There’s a nagging ache in the center of my chest.
“I had rounds.” He had a different meaning under his answer.
On a scale of one to ten, with ten being unbearable, how would you rate your pain?
“I missed you at dinner,” I said.
I want to say it’s a three, but it’s closer to a seven.
“I missed you too.”
Here’s an aspirin.
“When are you coming home?”
Maybe I can have something stronger?
“Samuelson’s got strep. I have to fill in for him again.”
No.
“Okay.”
I’ll manage then.
“I love you.”
Maybe try acupuncture.
“Yeah.” I hung up the phone.
Shove it.
Mid-afternoon.
I’d been in session all morning. I heard Caden upstairs while I was with a patient, heard the old pipes rattle in the walls when the shower went on, then saw his feet come down the front steps.

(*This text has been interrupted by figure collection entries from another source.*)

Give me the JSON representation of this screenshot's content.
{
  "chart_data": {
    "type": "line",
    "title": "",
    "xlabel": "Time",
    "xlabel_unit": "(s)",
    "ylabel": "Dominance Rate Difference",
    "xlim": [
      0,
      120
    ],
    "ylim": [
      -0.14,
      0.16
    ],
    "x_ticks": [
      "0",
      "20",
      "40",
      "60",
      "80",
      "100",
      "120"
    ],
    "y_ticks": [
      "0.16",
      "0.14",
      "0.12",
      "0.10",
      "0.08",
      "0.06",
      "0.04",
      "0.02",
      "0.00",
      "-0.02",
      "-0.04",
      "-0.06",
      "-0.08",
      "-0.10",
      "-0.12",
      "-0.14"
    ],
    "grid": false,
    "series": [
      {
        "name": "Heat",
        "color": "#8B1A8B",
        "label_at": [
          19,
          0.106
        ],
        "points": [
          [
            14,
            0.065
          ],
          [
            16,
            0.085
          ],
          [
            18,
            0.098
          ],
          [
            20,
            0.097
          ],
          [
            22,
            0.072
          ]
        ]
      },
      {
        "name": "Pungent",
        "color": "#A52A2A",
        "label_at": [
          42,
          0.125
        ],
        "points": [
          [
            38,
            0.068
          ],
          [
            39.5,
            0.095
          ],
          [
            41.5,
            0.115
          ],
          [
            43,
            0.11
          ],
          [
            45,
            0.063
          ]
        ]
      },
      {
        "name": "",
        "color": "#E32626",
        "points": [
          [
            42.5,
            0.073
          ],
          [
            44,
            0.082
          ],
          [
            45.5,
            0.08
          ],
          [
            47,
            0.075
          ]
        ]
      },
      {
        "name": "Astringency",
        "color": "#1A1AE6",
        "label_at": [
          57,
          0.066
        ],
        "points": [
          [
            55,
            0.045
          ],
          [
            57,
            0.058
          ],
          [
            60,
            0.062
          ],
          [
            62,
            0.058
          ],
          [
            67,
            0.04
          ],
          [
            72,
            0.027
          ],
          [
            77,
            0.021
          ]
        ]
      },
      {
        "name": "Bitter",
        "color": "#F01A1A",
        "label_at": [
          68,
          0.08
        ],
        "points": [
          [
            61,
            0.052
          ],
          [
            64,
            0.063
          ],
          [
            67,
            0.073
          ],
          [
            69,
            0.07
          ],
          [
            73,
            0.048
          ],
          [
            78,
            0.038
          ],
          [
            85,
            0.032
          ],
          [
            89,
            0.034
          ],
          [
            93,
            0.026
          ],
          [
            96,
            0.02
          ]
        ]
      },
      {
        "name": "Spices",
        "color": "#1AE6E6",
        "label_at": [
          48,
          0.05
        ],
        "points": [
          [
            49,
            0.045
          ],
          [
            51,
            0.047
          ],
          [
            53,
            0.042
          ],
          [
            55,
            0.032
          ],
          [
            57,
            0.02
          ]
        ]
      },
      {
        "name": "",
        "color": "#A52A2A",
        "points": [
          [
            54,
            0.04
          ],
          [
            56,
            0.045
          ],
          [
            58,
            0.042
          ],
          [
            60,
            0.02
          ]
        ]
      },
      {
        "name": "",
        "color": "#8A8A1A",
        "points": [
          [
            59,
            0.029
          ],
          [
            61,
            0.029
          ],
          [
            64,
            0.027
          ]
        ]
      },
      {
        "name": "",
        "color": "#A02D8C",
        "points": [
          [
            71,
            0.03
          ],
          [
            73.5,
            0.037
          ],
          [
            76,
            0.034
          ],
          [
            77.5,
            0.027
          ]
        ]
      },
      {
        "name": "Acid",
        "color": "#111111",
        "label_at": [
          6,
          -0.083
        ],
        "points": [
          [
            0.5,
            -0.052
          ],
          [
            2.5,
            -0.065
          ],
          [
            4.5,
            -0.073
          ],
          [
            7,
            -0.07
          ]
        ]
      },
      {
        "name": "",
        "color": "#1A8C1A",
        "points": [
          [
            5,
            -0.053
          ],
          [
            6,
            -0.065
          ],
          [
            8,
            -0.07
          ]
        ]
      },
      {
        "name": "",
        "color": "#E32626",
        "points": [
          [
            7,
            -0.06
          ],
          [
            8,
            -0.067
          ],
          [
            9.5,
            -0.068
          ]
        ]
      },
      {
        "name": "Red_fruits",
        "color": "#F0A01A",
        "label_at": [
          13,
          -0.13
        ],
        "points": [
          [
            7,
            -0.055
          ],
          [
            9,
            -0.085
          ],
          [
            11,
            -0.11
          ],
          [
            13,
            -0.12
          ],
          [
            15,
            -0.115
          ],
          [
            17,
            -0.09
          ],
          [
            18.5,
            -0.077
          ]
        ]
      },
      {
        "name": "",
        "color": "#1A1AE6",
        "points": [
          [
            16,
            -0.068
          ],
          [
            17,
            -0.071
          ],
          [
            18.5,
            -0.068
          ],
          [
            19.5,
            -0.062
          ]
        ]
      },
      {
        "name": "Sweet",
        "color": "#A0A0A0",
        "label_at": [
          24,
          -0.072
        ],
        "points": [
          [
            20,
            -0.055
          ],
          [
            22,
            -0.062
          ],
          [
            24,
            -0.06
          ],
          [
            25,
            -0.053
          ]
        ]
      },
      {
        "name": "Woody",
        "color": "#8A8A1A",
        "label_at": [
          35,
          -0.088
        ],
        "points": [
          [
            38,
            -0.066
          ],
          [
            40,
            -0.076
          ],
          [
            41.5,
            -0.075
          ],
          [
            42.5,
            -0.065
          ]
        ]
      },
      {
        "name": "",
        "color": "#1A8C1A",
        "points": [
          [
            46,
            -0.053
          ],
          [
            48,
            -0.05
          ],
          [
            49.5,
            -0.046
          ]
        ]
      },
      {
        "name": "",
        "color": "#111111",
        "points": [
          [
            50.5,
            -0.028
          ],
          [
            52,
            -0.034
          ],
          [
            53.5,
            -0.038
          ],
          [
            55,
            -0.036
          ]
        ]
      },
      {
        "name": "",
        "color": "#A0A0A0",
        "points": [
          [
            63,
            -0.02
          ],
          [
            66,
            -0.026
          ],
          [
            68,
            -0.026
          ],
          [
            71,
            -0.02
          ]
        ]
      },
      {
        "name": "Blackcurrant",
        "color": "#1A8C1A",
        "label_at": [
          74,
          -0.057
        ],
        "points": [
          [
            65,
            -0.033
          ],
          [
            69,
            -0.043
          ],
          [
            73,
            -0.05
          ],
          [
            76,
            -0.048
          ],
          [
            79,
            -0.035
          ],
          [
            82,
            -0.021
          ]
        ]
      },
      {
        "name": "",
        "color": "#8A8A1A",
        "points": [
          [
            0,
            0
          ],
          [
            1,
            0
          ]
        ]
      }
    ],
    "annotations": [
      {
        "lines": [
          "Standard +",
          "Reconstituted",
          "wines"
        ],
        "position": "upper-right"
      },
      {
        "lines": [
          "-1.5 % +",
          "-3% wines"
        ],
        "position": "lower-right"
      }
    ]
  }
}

I was seeing a patient in and couldn’t catch Caden without disrupting the gentle flow that was part of my job.
“How were you this week?” I asked Specialist Leslie Yarrow, who liked to sit in the chair with the high cushions. She still wore her dog tags under her polo T-shirt and kept her hair very short. She’d been sent home with a shoulder injury that was healing better than her mind.
“Fine. Good.” She shifted in her seat. She’d had a hard time sitting still since she got back.
“Did you sleep?”
“Some. The pills helped. Thank you.”
“But not entirely?”
“Nah.” She flipped it off as if it wasn’t a big deal, but her eyes were ringed in pink and purple.
“Did you have the dream again?”
“Yeah.”
The dream was a recounting of a child torn apart by an IED. She’d been eight and screaming in pain. When Leslie recalled the memory, she said she screamed for hours while she tried to find a medic, but on further investigation, it had been a minute and a half before the girl died in her arms.